Camouflage today permeates civilian culture: it features in designs for women’s and men’s clothing and wearing camouflage can signal commitment to some form of political activism from black power (Public Enemy) to African rights (U2).

A woman walks past the painting “Self Portrait (Green Camouflage)” by US artist Andy Warhol
Andy Warhol’s Camouflage Self-Portrait (1986) hit the art scene at the height of the Cold War, a time of near-constant warfare that, confusingly, rarely officially declared itself as such.
The eye is caught by colour. Pattern engages the mind. Ambiguity fuels the imagination. This is no mere accident; these traits have evolved as essential to long-term survival. Colour changes with ripeness, with hotness, with disease; it calls to us, warns us, hides from us. It is by recognizing and understanding patterns that we can order the world around us, describe and anticipate it’s ever-unfolding narratives and, in turn, represent this knowledge in symbolic configurations of our own devising. But it is ambiguity that engages us most strongly. The uncertain must be investigated, analyzed, assayed against memory and made prescient in the mind’s eye.

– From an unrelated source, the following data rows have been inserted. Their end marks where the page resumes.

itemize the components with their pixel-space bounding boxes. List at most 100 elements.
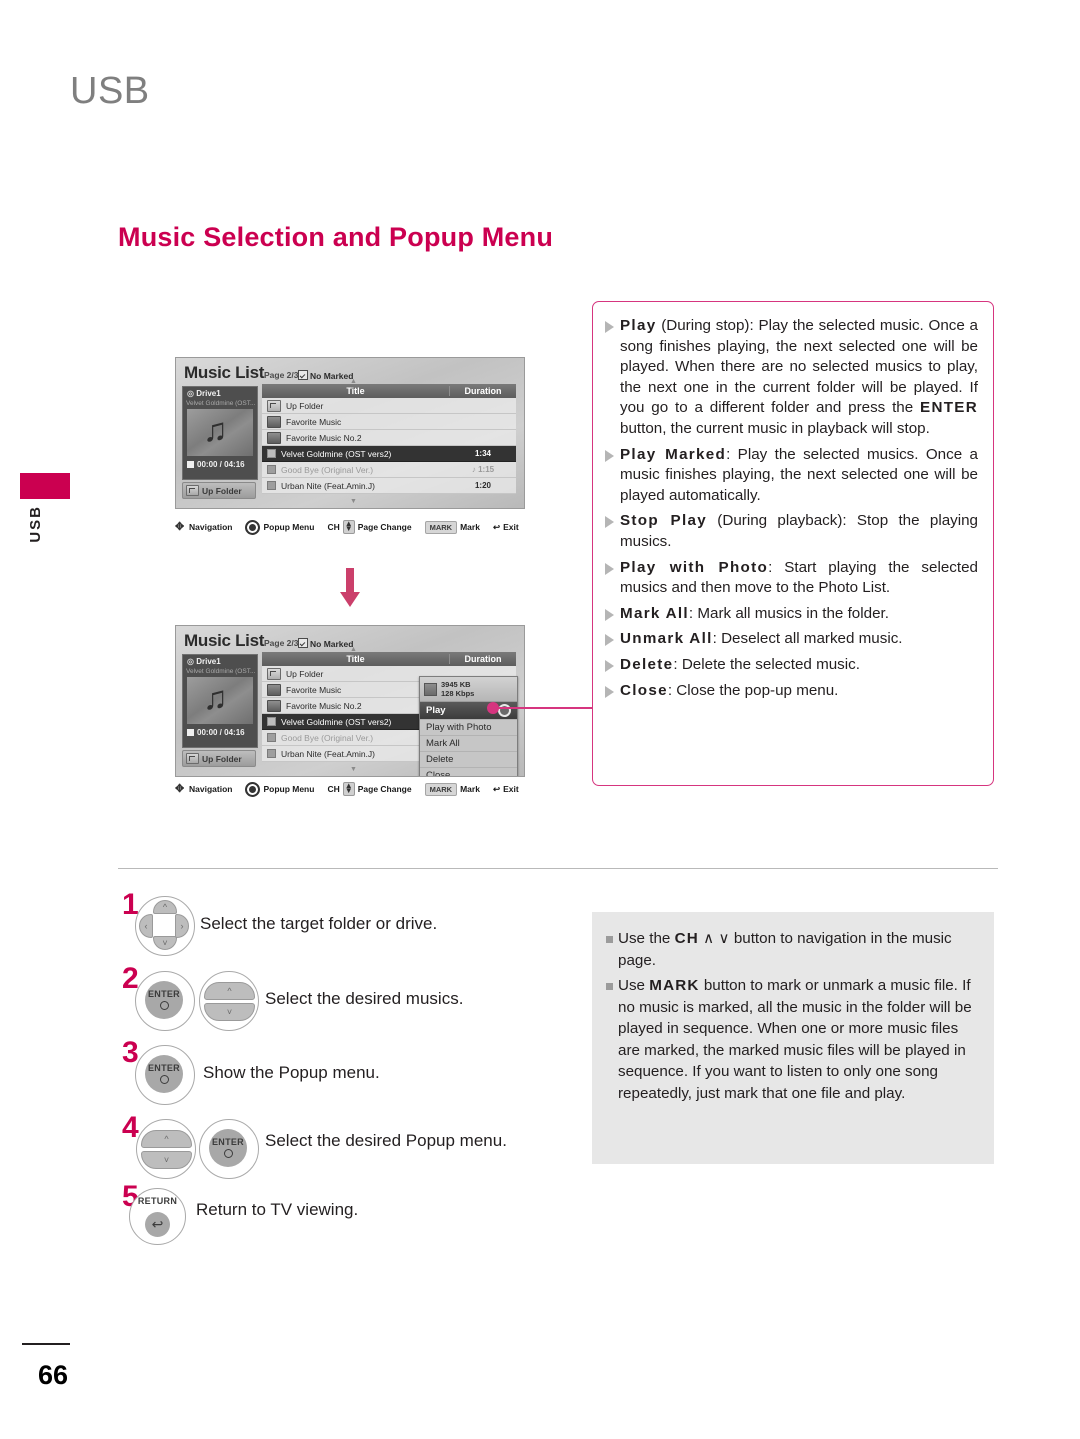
callout-item: Play with Photo: Start playing the selec… — [605, 558, 978, 599]
note-key: MARK — [649, 977, 700, 994]
enter-button[interactable]: ENTER — [135, 1045, 195, 1105]
popup-item-delete[interactable]: Delete — [420, 752, 517, 768]
drive-info-panel: ◎ Drive1 Velvet Goldmine (OST... ♫ 00:00… — [182, 654, 258, 748]
callout-term: Unmark All — [620, 630, 713, 648]
popup-item-play-with-photo[interactable]: Play with Photo — [420, 720, 517, 736]
callout-item: Play (During stop): Play the selected mu… — [605, 316, 978, 440]
up-arrow-icon[interactable]: ^ — [141, 1130, 192, 1148]
music-list-screenshot-bottom: Music List Page 2/3 No Marked ◎ Drive1 V… — [175, 625, 525, 777]
popup-item-close[interactable]: Close — [420, 768, 517, 776]
callout-term: Play Marked — [620, 445, 727, 463]
legend-mark: MARK Mark — [424, 782, 480, 796]
step-text: Select the target folder or drive. — [200, 914, 438, 933]
step-number: 4 — [122, 1111, 139, 1144]
screenshot-title: Music List — [184, 363, 265, 382]
note-pre: Use — [618, 977, 650, 994]
stop-icon — [187, 461, 194, 468]
table-row[interactable]: Favorite Music No.2 — [262, 430, 516, 446]
album-art: ♫ — [187, 409, 253, 456]
return-arrow-icon: ↩ — [151, 1216, 164, 1232]
enter-button[interactable]: ENTER — [199, 1119, 259, 1179]
table-row[interactable]: Urban Nite (Feat.Amin.J) 1:20 — [262, 478, 516, 494]
screenshot-legend-bottom: ✥ Navigation Popup Menu CH ▲ ▼ Page Change M… — [175, 781, 527, 797]
page-indicator: Page 2/3 — [264, 638, 299, 648]
enter-dot-icon — [245, 519, 261, 535]
return-label: RETURN — [137, 1196, 178, 1206]
callout-term: Stop Play — [620, 512, 707, 530]
folder-icon — [267, 415, 281, 428]
enter-label: ENTER — [147, 989, 180, 999]
popup-item-mark-all[interactable]: Mark All — [420, 736, 517, 752]
dpad-down-icon[interactable]: ˅ — [153, 936, 177, 950]
legend-page-change: CH ▲ ▼ Page Change — [327, 519, 412, 534]
flow-down-arrow-icon — [340, 568, 360, 607]
legend-page-change: CH ▲ ▼ Page Change — [327, 781, 412, 796]
page-header-title: USB — [70, 70, 150, 112]
callout-term: Play — [620, 317, 657, 334]
legend-mark: MARK Mark — [424, 520, 480, 534]
return-icon: ↩ — [492, 783, 501, 794]
enter-dot-icon — [159, 1075, 169, 1084]
file-bitrate: 128 Kbps — [441, 689, 475, 698]
page-indicator: Page 2/3 — [264, 370, 299, 380]
triangle-bullet-icon — [605, 562, 614, 575]
enter-button[interactable]: ENTER — [135, 971, 195, 1031]
callout-item: Close: Close the pop-up menu. — [605, 681, 978, 702]
usb-drive-icon: ◎ — [187, 657, 194, 666]
mark-key-icon: MARK — [424, 520, 458, 534]
up-arrow-icon[interactable]: ^ — [204, 982, 255, 1000]
callout-text: : Mark all musics in the folder. — [688, 604, 889, 622]
mark-box-icon — [267, 465, 276, 474]
callout-text: (During stop): Play the selected music. … — [620, 317, 978, 437]
step-text: Return to TV viewing. — [196, 1200, 359, 1219]
callout-term: Close — [620, 681, 668, 699]
triangle-bullet-icon — [605, 659, 614, 672]
dpad-button[interactable]: ^ ˅ ‹ › — [135, 896, 195, 956]
callout-item: Unmark All: Deselect all marked music. — [605, 629, 978, 650]
mark-box-icon — [267, 749, 276, 758]
enter-label: ENTER — [147, 1063, 180, 1073]
playback-time: 00:00 / 04:16 — [187, 728, 245, 737]
folder-icon — [267, 683, 281, 696]
table-row[interactable]: Favorite Music — [262, 414, 516, 430]
enter-dot-icon — [223, 1149, 233, 1158]
note-item: Use the CH ∧ ∨ button to navigation in t… — [606, 928, 976, 971]
up-folder-icon — [267, 667, 281, 680]
table-row[interactable]: Good Bye (Original Ver.) ♪ 1:15 — [262, 462, 516, 478]
table-header: Title Duration — [262, 652, 516, 666]
step-text: Select the desired Popup menu. — [265, 1131, 507, 1150]
mark-box-icon — [267, 717, 276, 726]
legend-navigation: ✥ Navigation — [175, 782, 233, 795]
marked-status: No Marked — [298, 638, 353, 649]
square-bullet-icon — [606, 936, 613, 943]
table-row[interactable]: Velvet Goldmine (OST vers2) 1:34 — [262, 446, 516, 462]
triangle-bullet-icon — [605, 634, 614, 647]
enter-dot-icon — [159, 1001, 169, 1010]
dpad-right-icon[interactable]: › — [175, 914, 189, 938]
folder-icon — [267, 699, 281, 712]
updown-button[interactable]: ^ ˅ — [136, 1119, 196, 1179]
table-row[interactable]: Up Folder — [262, 398, 516, 414]
down-arrow-icon[interactable]: ˅ — [141, 1151, 192, 1169]
triangle-bullet-icon — [605, 685, 614, 698]
callout-text: : Delete the selected music. — [673, 655, 860, 673]
note-pre: Use the — [618, 930, 675, 947]
up-folder-icon — [186, 485, 199, 496]
music-list-table: Title Duration Up Folder Favorite Music … — [262, 384, 516, 502]
triangle-bullet-icon — [605, 608, 614, 621]
dpad-up-icon[interactable]: ^ — [153, 900, 177, 914]
down-arrow-icon[interactable]: ˅ — [204, 1003, 255, 1021]
return-button[interactable]: RETURN ↩ — [129, 1188, 186, 1245]
callout-connector-line — [493, 707, 593, 709]
updown-button[interactable]: ^ ˅ — [199, 971, 259, 1031]
callout-connector-dot — [487, 702, 499, 714]
up-folder-button[interactable]: Up Folder — [182, 750, 256, 767]
legend-exit: ↩ Exit — [492, 783, 519, 795]
legend-navigation: ✥ Navigation — [175, 520, 233, 533]
dpad-left-icon[interactable]: ‹ — [139, 914, 153, 938]
album-art: ♫ — [187, 677, 253, 724]
note-mid: ∧ ∨ — [698, 930, 734, 947]
popup-item-play[interactable]: Play — [420, 702, 517, 720]
up-folder-button[interactable]: Up Folder — [182, 482, 256, 499]
folder-icon — [267, 431, 281, 444]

While the play of young animals and children prefigures the dealings of adult life (conflict, cooperation, danger, love …), the skills we now associate with story-telling and the arts invert the process, repurposing the traits of survival to a kind of play. It is a reflexive kind of play that seeks not just to understand the exterior world, but ourselves. For it is through that understanding of self that we can reach out empathetically to conceive the interior life of others. The ‘landscapes’ of the Peruvian artist Cecilia Paredes draw on and articulate this interior experience. Her body lies camouflaged amid the ornate designs of chintz and wallpaper like a fugitive being in a prehistoric jungle. Is this the lair of the predator or the hiding place of the prey? Perhaps neither … For Cecilia Paredes, it is the marginal beings that she loves most. The misunderstood. Loners.
Inspired by the mysterious quiet of artist Cecilia Paredes’ “photoperformances”, the video for Mia Maestro’s single “Blue Eyed Sailor” depicts a perpetual metamorphosis. Covered in ornate body makeup, Maestro is camouflaged against matching backdrops as she sings at once about the breed of butterfly that inspired key visuals in this clip, and of a bygone romance with an enchanting Blue Eyed Sailor who transformed repeatedly over the course of a courtship.